A few weeks ago, I came across Sam Anderson’s excellent New York Magazine article about the benefits of distraction. Sure, it took me a week to read — let’s face it, who has the luxury of single-task attention these days — but that was half the point.
In it, Anderson cites an intriguing book by cancer-survivor-turned-behavioral-science-writer Winifred Gallagher.
Rapt is a fascinating, thorough, yet brilliantly digestible foray into the power of attention. It’s solid science — from psychology experiments to fMRI studies — wrapped in Gallagher’s moving personal story: She turned to the focused life when her own life was disrupted by a grim cancer diagnosis.
From evolutionary theory to psycho-social science, Rapt is part descriptive expose on how the mind works, part prescriptive recipe for how to make it work better, live more richly, and inhabit each moment more fully.
You can’t be happy all the time but you can pretty much focus all the time. That’s about as good as it gets.
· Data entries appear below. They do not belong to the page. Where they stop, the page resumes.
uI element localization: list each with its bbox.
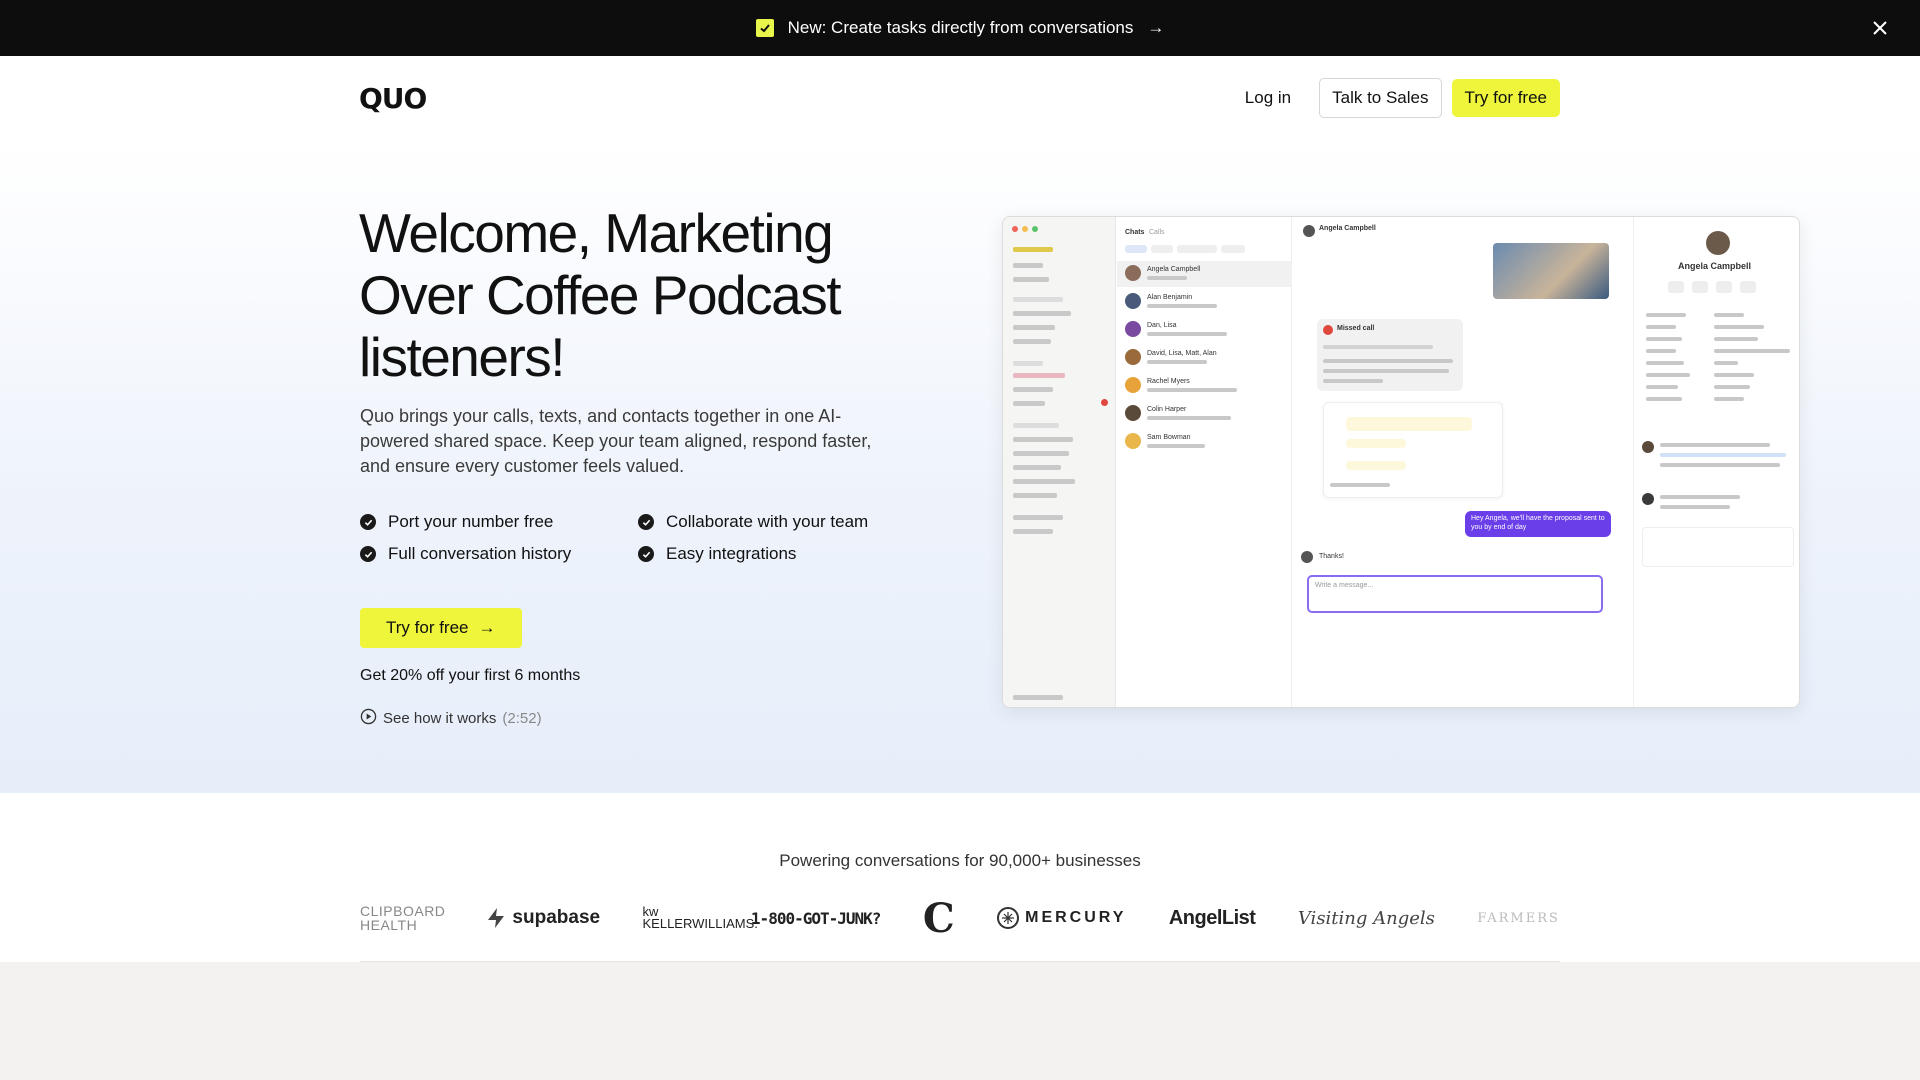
- feature-item: Collaborate with your team: [638, 512, 916, 532]
- contact-panel: Angela Campbell: [1633, 217, 1799, 707]
- app-sidebar: [1003, 217, 1116, 707]
- arrow-right-icon: →: [478, 618, 496, 637]
- announcement-text: New: Create tasks directly from conversa…: [787, 18, 1134, 37]
- check-circle-icon: [360, 546, 376, 562]
- discount-note: Get 20% off your first 6 months: [360, 667, 581, 684]
- outgoing-message-bubble: Hey Angela, we'll have the proposal sent…: [1465, 511, 1611, 537]
- keller-williams-logo: kw KELLERWILLIAMS.: [642, 904, 758, 931]
- supabase-logo: supabase: [486, 907, 600, 929]
- close-icon[interactable]: [1868, 16, 1892, 40]
- feature-item: Easy integrations: [638, 544, 916, 564]
- got-junk-logo: 1-800-GOT-JUNK?: [750, 908, 881, 928]
- mercury-wordmark: MERCURY: [1025, 909, 1127, 926]
- app-preview-image: Chats Calls Angela Campbell Alan Benjami…: [1002, 216, 1800, 708]
- feature-label: Easy integrations: [666, 544, 797, 563]
- check-circle-icon: [638, 546, 654, 562]
- next-section: [0, 962, 1920, 1080]
- conversation-name: Angela Campbell: [1147, 266, 1201, 273]
- announcement-bar: New: Create tasks directly from conversa…: [0, 0, 1920, 56]
- hero-section: Welcome, Marketing Over Coffee Podcast l…: [0, 140, 1920, 793]
- chat-header-name: Angela Campbell: [1319, 225, 1376, 232]
- check-circle-icon: [638, 514, 654, 530]
- thanks-message: Thanks!: [1319, 553, 1344, 560]
- try-free-header-button[interactable]: Try for free: [1451, 79, 1560, 117]
- supabase-wordmark: supabase: [512, 907, 601, 928]
- conversation-name: Colin Harper: [1147, 406, 1187, 413]
- talk-to-sales-button[interactable]: Talk to Sales: [1319, 78, 1442, 118]
- quo-logo[interactable]: QUO: [359, 82, 427, 115]
- feature-label: Full conversation history: [388, 544, 572, 563]
- play-circle-icon: [360, 708, 377, 729]
- checkbox-icon: [755, 19, 774, 37]
- feature-item: Port your number free: [360, 512, 638, 532]
- feature-label: Port your number free: [388, 512, 554, 531]
- video-duration: (2:52): [502, 710, 542, 727]
- feature-label: Collaborate with your team: [666, 512, 869, 531]
- site-header: QUO Log in Talk to Sales Try for free: [0, 56, 1920, 140]
- arrow-right-icon: →: [1147, 18, 1165, 37]
- composer-placeholder: Write a message...: [1315, 582, 1374, 589]
- missed-call-label: Missed call: [1337, 325, 1375, 332]
- see-how-it-works-link[interactable]: See how it works (2:52): [360, 708, 542, 729]
- cta-label: Try for free: [386, 618, 469, 637]
- tab-chats: Chats: [1125, 229, 1145, 236]
- profile-name: Angela Campbell: [1678, 261, 1752, 271]
- hero-title: Welcome, Marketing Over Coffee Podcast l…: [359, 202, 842, 388]
- tab-calls: Calls: [1149, 229, 1165, 236]
- chat-panel: Angela Campbell Missed call Hey Angela, …: [1293, 217, 1633, 707]
- angellist-logo: AngelList: [1168, 906, 1256, 929]
- feature-item: Full conversation history: [360, 544, 638, 564]
- conversation-list: Chats Calls Angela Campbell Alan Benjami…: [1117, 217, 1292, 707]
- customer-logos-section: Powering conversations for 90,000+ busin…: [0, 793, 1920, 961]
- announcement-link[interactable]: New: Create tasks directly from conversa…: [755, 18, 1165, 38]
- conversation-name: David, Lisa, Matt, Alan: [1147, 350, 1217, 357]
- login-link[interactable]: Log in: [1227, 78, 1309, 118]
- farmers-logo: FARMERS: [1477, 910, 1560, 926]
- try-free-hero-button[interactable]: Try for free →: [360, 608, 522, 648]
- conversation-name: Dan, Lisa: [1147, 322, 1177, 329]
- visiting-angels-logo: Visiting Angels: [1297, 907, 1435, 929]
- hero-subtitle: Quo brings your calls, texts, and contac…: [360, 406, 872, 476]
- conversation-name: Rachel Myers: [1147, 378, 1190, 385]
- feature-list: Port your number free Collaborate with y…: [360, 512, 920, 564]
- conversation-name: Sam Bowman: [1147, 434, 1191, 441]
- mercury-logo: MERCURY: [997, 907, 1126, 929]
- how-it-works-label: See how it works: [383, 710, 497, 727]
- powering-heading: Powering conversations for 90,000+ busin…: [779, 851, 1141, 870]
- shared-photo: [1493, 243, 1609, 299]
- outgoing-message-text: Hey Angela, we'll have the proposal sent…: [1471, 515, 1605, 531]
- window-controls: [1012, 226, 1038, 232]
- header-nav: Log in Talk to Sales Try for free: [1227, 78, 1560, 118]
- logo-carousel: CLIPBOARD HEALTH supabase kw KELLERWILLI…: [360, 893, 1560, 943]
- cubs-logo: C: [922, 894, 955, 942]
- clipboard-health-logo: CLIPBOARD HEALTH: [360, 903, 446, 933]
- check-circle-icon: [360, 514, 376, 530]
- conversation-name: Alan Benjamin: [1147, 294, 1193, 301]
- message-composer: Write a message...: [1307, 575, 1603, 613]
For a closer look at productivity, why creative people pay attention differently, and how to train ourselves to focus, watch this excellent interview with Gallagher on Australia’s equally excellent FORA network.
In this epidemic of what I call “skim culture” — the inability to give our attention fully to any one thing, stirred by the constant anxiety that there’s something better, more interesting, more urgent happening elsewhere simultaneously — Rapt comes highly recommended. If only to find out just why multitasking — brace yourself — doesn’t even remotely work, but denial actually might.